In tandem with the employee reorganization, Pucci let leases expire in high-rent metropolitan cities, and locations have closed on Madison Avenue in New York and Via Montenapoleone in Milan, the latter reverting to the leaseholder Loro Piana, also controlled by LVMH. In Paris, a temporary boutique on Boulevard Saint-Germain also recently shuttered for good.
Meanwhile, it is understood that sales at Pucci boutiques in resort locations have been roaring ahead. These include Saint-Tropez in France, Palm Beach and Miami in the U.S., and Portofino and Capri in Italy. The brand is also popular in Russia and the Middle East, where it boasts boutiques in Dubai and Doha, Qatar.
A Pucci boutique also opened recently in São Paulo, Brazil, and it is understood management is now eyeing winter resort locations like Courcheval in France and St. Moritz in Switzerland. Pop-ups are likely to be part of the distribution plan going forward.

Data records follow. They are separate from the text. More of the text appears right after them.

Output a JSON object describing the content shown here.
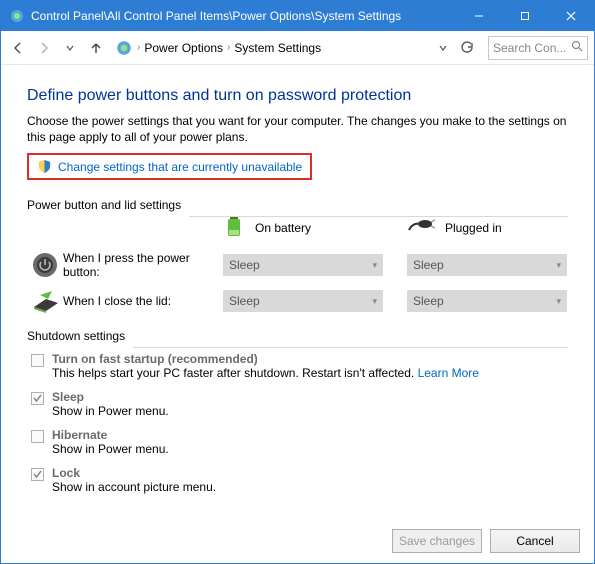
{
  "titlebar": {
    "title": "Control Panel\\All Control Panel Items\\Power Options\\System Settings"
  },
  "breadcrumb": {
    "item1": "Power Options",
    "item2": "System Settings"
  },
  "search": {
    "placeholder": "Search Con..."
  },
  "heading": "Define power buttons and turn on password protection",
  "description": "Choose the power settings that you want for your computer. The changes you make to the settings on this page apply to all of your power plans.",
  "change_link": "Change settings that are currently unavailable",
  "section1_title": "Power button and lid settings",
  "col_battery": "On battery",
  "col_plugged": "Plugged in",
  "row1_label": "When I press the power button:",
  "row2_label": "When I close the lid:",
  "combo_value": "Sleep",
  "section2_title": "Shutdown settings",
  "shutdown": [
    {
      "label": "Turn on fast startup (recommended)",
      "sub_before": "This helps start your PC faster after shutdown. Restart isn't affected. ",
      "learn": "Learn More",
      "checked": false
    },
    {
      "label": "Sleep",
      "sub": "Show in Power menu.",
      "checked": true
    },
    {
      "label": "Hibernate",
      "sub": "Show in Power menu.",
      "checked": false
    },
    {
      "label": "Lock",
      "sub": "Show in account picture menu.",
      "checked": true
    }
  ],
  "buttons": {
    "save": "Save changes",
    "cancel": "Cancel"
  }
}
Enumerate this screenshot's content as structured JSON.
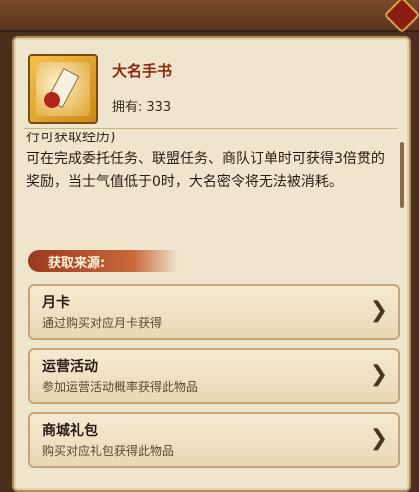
{
  "item": {
    "name": "大名手书",
    "owned_label": "拥有:",
    "owned_count": "333",
    "icon": "scroll-with-red-seal-icon"
  },
  "description": {
    "cut_line": "行可获取经历)",
    "text": "可在完成委托任务、联盟任务、商队订单时可获得3倍贯的奖励，当士气值低于0时，大名密令将无法被消耗。"
  },
  "sources": {
    "header": "获取来源:",
    "items": [
      {
        "title": "月卡",
        "desc": "通过购买对应月卡获得"
      },
      {
        "title": "运营活动",
        "desc": "参加运营活动概率获得此物品"
      },
      {
        "title": "商城礼包",
        "desc": "购买对应礼包获得此物品"
      }
    ]
  },
  "colors": {
    "panel_bg": "#efe4cc",
    "frame": "#4a2f1c",
    "accent_red": "#8a2a10",
    "band": "#c9683a"
  }
}
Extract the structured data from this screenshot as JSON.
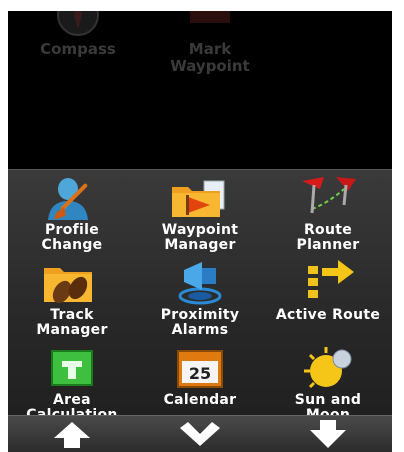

Considered one of Italy’s fashion pioneers in outfitting the jet set, Emilio Pucci began designing skiwear out of jersey fabrics in 1947 and opened his house in 1949. His colorful, graphic motifs on silk jersey quickly became the signature of the house and were originally derived from Renaissance and local Italian art.
The company is to retool given the future focus on such holiday staples as tunics, caftans, shorts, swimwear, eyewear and beach bags, plus puffer jackets, leggings and après-ski looks for the winter.
The brand had recently experimented with guest designers, including Christelle Kocher of France and Japan’s Tomo Koizumi, and may continue with occasional collaborations, sources said.
Under LVMH, Pucci has experimented with a variety of permanent designers over the years, including Julio Espada, Christian Lacroix, Matthew Williamson, Peter Dundas and MSGM’s Massimo Giorgetti, and also studio configurations.

For fall 2021, the brand’s creative team foreshadowed the new resort orientation by showing recycled nylon ski suits, quilted bombers, silk pajamas and printed velvet shirt-jackets.